What, you may ask, am I talking about? It's simple. It is known as the genericization of a trademark. A genericized trademark is a trademark or brand name that has become the colloquial or generic description for, or synonymous with, a general class of product or service rather than an indicator of the source or affiliation of those goods or services. In short, the brand becomes so popular in consumers' everyday speech that they begin using the trademark to refer to a general class of goods or services and not merely the trademark holder's goods or services.
How often do you hear someone say "Google It" these days? If you search the phrase in any of the major search engines it returns millions of results. This simple command, at first, seems innocuous. If you do not know the answer to something or need information on the same you "Google It." That's fine so long as when a person hears that phrase they actually use Google's search engine to "Google It." But what happens when they do not.
What happens, as it appears to be the growing case, when the phrase "Google It" generally begins to be recognized as a simple or hip way of saying "Search for the answer on the Internet?" At that point Google's brand is no longer being used as a trademark and, ironically because of its significant brand recognition, has started down the path of becoming synonymous with search engine services and, accordingly, towards the genericization of a trademark.
Think it can't happen? Think again. Here are a few examples of famous trademarks that, over the years, suffered the same fate. Aspirin was originally a trademark of Bayer AG. Escalator was originally a trademark of the Otis Elevator Company. Even the word Zipper, at one time, was a trademark owned by B.F. Goodrich. Now, because of their respective fame and genericization, they merely refer to classes of products we see every day and do not identify the source of those goods.
In more recent times several brands have come close to genericization only to be saved by efforts by the companies to reign in the generic use thereof. For instance, how many of us around the office use to say "Xerox this for me." From Xerox's perspective this was originally great brand saturation. But as people began to say this meaning photocopy this for me even if they had a Cannon copier the genericization of the trademark had begun.
Hand me a Kleenex is another famous example. Kleenex is a brand name. Facial tissue is the generic equivalent. How many of us have asked for a Kleenex when we really don't care if it is a Kleenex brand facial tissue or not, we are simply trying to get a facial tissue quickly before a sneeze?
Finally there is Band-Aid, a registered trademark of Johnson & Johnson . When is the last time you cut yourself and asked for an adhesive bandage? Johnson & Johnson would appreciate it if you would, unless you have their trademark Band-Aids in your medicine cabinet.

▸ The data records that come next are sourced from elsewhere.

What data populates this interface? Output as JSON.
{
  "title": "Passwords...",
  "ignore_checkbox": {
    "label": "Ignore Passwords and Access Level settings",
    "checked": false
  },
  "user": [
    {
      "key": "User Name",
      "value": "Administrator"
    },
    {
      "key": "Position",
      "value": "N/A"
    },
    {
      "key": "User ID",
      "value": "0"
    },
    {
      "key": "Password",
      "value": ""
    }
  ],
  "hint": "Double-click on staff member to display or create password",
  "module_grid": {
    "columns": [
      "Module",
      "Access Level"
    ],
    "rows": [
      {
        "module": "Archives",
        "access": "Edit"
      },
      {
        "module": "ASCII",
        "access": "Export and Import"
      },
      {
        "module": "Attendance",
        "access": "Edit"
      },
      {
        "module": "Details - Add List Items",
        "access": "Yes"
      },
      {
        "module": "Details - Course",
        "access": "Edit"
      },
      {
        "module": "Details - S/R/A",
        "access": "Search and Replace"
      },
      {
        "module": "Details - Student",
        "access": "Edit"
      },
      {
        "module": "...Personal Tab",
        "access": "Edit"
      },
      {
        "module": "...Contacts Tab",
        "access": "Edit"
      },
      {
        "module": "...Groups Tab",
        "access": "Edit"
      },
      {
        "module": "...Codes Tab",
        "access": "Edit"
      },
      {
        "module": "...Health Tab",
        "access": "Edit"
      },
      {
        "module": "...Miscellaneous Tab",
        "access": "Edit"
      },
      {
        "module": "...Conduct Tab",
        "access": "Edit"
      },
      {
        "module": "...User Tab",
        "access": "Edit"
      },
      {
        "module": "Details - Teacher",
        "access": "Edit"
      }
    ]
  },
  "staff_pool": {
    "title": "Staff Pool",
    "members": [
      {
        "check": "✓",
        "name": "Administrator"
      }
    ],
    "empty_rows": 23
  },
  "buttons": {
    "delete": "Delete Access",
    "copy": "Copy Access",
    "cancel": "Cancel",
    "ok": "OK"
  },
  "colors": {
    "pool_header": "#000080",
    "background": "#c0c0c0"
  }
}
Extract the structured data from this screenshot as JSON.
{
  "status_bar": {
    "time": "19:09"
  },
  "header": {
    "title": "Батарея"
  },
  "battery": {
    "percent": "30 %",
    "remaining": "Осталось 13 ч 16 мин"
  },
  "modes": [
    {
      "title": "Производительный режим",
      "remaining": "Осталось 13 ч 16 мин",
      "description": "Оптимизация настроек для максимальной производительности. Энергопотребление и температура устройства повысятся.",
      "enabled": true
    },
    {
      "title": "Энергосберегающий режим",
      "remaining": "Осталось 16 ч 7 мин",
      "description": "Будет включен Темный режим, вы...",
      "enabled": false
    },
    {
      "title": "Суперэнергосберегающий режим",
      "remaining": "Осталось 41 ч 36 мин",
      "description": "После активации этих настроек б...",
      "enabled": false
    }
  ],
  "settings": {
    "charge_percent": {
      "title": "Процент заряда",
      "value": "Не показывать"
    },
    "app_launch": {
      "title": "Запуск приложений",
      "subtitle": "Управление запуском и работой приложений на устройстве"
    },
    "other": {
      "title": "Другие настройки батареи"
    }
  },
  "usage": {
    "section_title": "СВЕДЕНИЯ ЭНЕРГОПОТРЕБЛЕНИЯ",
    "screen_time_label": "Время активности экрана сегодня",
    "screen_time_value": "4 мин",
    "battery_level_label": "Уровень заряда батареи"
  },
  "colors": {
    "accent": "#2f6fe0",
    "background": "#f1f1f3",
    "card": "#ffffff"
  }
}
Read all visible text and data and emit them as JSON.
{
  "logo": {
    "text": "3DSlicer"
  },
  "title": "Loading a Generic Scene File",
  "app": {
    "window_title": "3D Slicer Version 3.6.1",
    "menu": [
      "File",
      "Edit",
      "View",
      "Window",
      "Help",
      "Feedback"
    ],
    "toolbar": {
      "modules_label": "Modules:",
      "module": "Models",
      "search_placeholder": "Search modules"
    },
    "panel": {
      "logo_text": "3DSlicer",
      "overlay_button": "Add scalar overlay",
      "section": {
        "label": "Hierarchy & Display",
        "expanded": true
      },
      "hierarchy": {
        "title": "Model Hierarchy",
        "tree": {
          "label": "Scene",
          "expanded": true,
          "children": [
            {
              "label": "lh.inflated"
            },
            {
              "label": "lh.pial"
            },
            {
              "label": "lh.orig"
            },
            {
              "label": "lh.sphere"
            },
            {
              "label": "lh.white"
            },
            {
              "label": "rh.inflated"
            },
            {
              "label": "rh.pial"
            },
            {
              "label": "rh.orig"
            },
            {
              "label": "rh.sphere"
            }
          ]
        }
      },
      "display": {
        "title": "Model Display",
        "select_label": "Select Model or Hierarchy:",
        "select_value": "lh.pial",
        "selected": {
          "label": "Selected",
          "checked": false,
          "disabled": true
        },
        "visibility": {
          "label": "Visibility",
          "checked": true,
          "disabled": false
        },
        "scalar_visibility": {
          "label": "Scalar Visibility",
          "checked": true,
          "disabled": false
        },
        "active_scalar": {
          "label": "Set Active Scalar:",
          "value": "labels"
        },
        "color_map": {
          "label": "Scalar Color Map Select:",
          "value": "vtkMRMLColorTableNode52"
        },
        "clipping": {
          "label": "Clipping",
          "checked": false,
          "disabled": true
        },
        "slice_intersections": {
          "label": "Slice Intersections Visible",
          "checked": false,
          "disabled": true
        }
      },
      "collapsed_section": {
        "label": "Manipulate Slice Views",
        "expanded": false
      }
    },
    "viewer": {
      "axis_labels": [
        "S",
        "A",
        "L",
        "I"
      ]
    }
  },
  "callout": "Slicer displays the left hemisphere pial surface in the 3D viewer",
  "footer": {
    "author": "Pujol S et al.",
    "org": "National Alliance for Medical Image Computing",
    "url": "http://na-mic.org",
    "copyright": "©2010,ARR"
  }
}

So coming full circle, is Google on the verge of losing their trademark rights in the brand name Google? Perhaps. And this is the great paradox of famous brands. They want to become known by every consumer in the world but not so well-known that they become synonymous for the class of goods or services they provide.
I have never walked into a restaurant and tried to order a "McDonald's" meaning a hamburger. When I have shopped for cars I do not recall having overheard anyone on a lot saying "I love your Fords" using the term generically to refer to cars. Yet every day I hear people say "Google It" meaning look it up on the Internet irrespective of what search engine or means you use. Google should be very cautious about the use of its trademark in this manner. In my opinion, in permitting this proliferation of use they have taken the first step down the road to the genericization of their trademark, a step which should be curtailed.